Aber die Detektoren der Kamera können viel mehr als die Chips in einem digitalen Fotoapparat. Es gibt drei Detektorentypen und jeder Typ hat verschiedene Aufgaben: 62 Astrometrische Detektoren vermessen die Objekte am Sternenhimmel und bestimmen ihre genaue Position und Geschwindigkeit. 14 photometrische Detektoren erkennen die Helligkeit und Wellenlänge des Lichts, das von den Sternen reflektiert wird. Sie können das Farbspektrum der einzelnen Sterne genau aufschlüsseln.
Und das sogenannte Radialgeschwindigkeitsspektrometer vermisst mit zwölf Pixeldetektoren die Linienspektren der Objekte. Das heißt, jeder Spektralbereich des Lichtes, den ein Stern absondert, kann damit einzeln dargestellt werden. Das hilft bei der Identifizierung der dort vorkommenden Elemente.
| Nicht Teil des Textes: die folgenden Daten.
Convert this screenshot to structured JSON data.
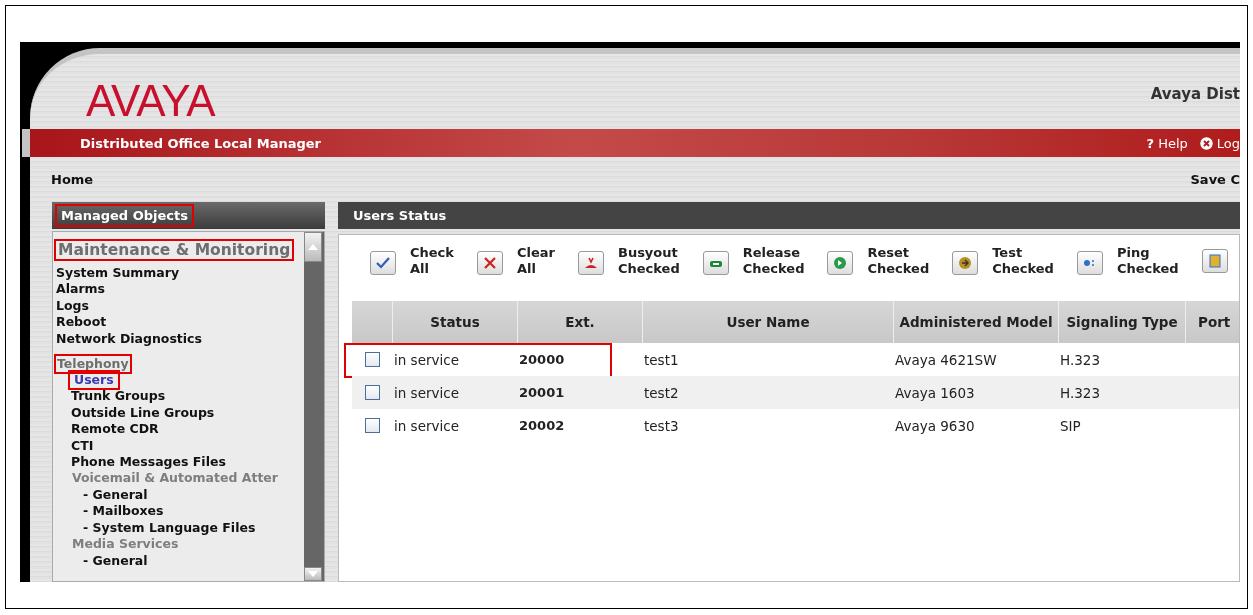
{
  "header": {
    "logo": "AVAYA",
    "product_title": "Avaya Dist",
    "app_name": "Distributed Office Local Manager",
    "links": [
      {
        "kind": "help",
        "glyph": "?",
        "label": "Help"
      },
      {
        "kind": "logout",
        "label": "Log"
      }
    ]
  },
  "nav": {
    "breadcrumb": "Home",
    "action": "Save C"
  },
  "sidebar": {
    "title": "Managed Objects",
    "highlighted": true,
    "sections": [
      {
        "title": "Maintenance & Monitoring",
        "highlighted": true,
        "items": [
          {
            "label": "System Summary",
            "selected": false,
            "highlighted": false
          },
          {
            "label": "Alarms",
            "selected": false,
            "highlighted": false
          },
          {
            "label": "Logs",
            "selected": false,
            "highlighted": false
          },
          {
            "label": "Reboot",
            "selected": false,
            "highlighted": false
          },
          {
            "label": "Network Diagnostics",
            "selected": false,
            "highlighted": false
          }
        ]
      },
      {
        "title": "Telephony",
        "highlighted": true,
        "items": [
          {
            "label": "Users",
            "selected": true,
            "highlighted": true
          },
          {
            "label": "Trunk Groups",
            "selected": false,
            "highlighted": false
          },
          {
            "label": "Outside Line Groups",
            "selected": false,
            "highlighted": false
          },
          {
            "label": "Remote CDR",
            "selected": false,
            "highlighted": false
          },
          {
            "label": "CTI",
            "selected": false,
            "highlighted": false
          },
          {
            "label": "Phone Messages Files",
            "selected": false,
            "highlighted": false
          },
          {
            "label": "Voicemail & Automated Atter",
            "children": [
              {
                "label": "- General",
                "selected": false,
                "highlighted": false
              },
              {
                "label": "- Mailboxes",
                "selected": false,
                "highlighted": false
              },
              {
                "label": "- System Language Files",
                "selected": false,
                "highlighted": false
              }
            ]
          },
          {
            "label": "Media Services",
            "children": [
              {
                "label": "- General",
                "selected": false,
                "highlighted": false
              }
            ]
          }
        ]
      }
    ]
  },
  "panel": {
    "title": "Users Status",
    "toolbar": [
      {
        "kind": "check",
        "label": "Check All"
      },
      {
        "kind": "clear",
        "label": "Clear All"
      },
      {
        "kind": "busyout",
        "label": "Busyout Checked"
      },
      {
        "kind": "release",
        "label": "Release Checked"
      },
      {
        "kind": "reset",
        "label": "Reset Checked"
      },
      {
        "kind": "test",
        "label": "Test Checked"
      },
      {
        "kind": "ping",
        "label": "Ping Checked"
      },
      {
        "kind": "other"
      }
    ],
    "table": {
      "columns": [
        "Status",
        "Ext.",
        "User Name",
        "Administered Model",
        "Signaling Type",
        "Port"
      ],
      "rows": [
        {
          "checked": false,
          "highlighted": true,
          "status": "in service",
          "ext": "20000",
          "user_name": "test1",
          "model": "Avaya 4621SW",
          "signaling": "H.323"
        },
        {
          "checked": false,
          "highlighted": false,
          "status": "in service",
          "ext": "20001",
          "user_name": "test2",
          "model": "Avaya 1603",
          "signaling": "H.323"
        },
        {
          "checked": false,
          "highlighted": false,
          "status": "in service",
          "ext": "20002",
          "user_name": "test3",
          "model": "Avaya 9630",
          "signaling": "SIP"
        }
      ]
    }
  }
}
Alle Detektoren werden im Laufe der Mission über eine Million Gigabyte an Daten liefern - das entspricht eintausend handelsüblichen Festplatten.
Wie ist das Universum entstanden?
Ziel der Mission ist es, die Entstehung der Milchstraße und unserer Galaxie besser zu verstehen. GAIA soll in der Lage sein, nicht nur die Lage und Bewegung der Sterne und Himmelskörper zu bestimmen, sondern über die chemische Zusammensetzung der einzelnen Objekte eine Art Stammbaum zu erzeugen. Dann könnten die Forscher die Geschichte des Universums fast bis zum Urknall zurückberechnen.
Auch braune Zwerge haben es ihnen angetan. Das sind besonders lichtschwache, sogenannte gescheiterte Sterne, die fast unsichtbar durchs Weltall driften. Auch die Explosion von Sternen am Ende ihres Lebenszyklus fasziniert Wissenschaftler. Etwa zehntausend dieser als Supernova bezeichneten Himmelskörper in fernen Galaxien könnte GAIA aufspüren. Eine Idee: Die Daten von GAIA sollen Astronomen Hinweise geben, wann und wo solche Explosionen von der Erde aus gut zu sehen sind.
Aber nicht nur Astronomen und Geophysiker, auch ganz bodenständige Erdbewohner könnten praktisch von den Beobachtungen der Sonde profitieren. So hält GAIA auch nach Asteroiden und Kometen Ausschau. Einige könnten sicherlich auch einmal der Erde gefährlich werden.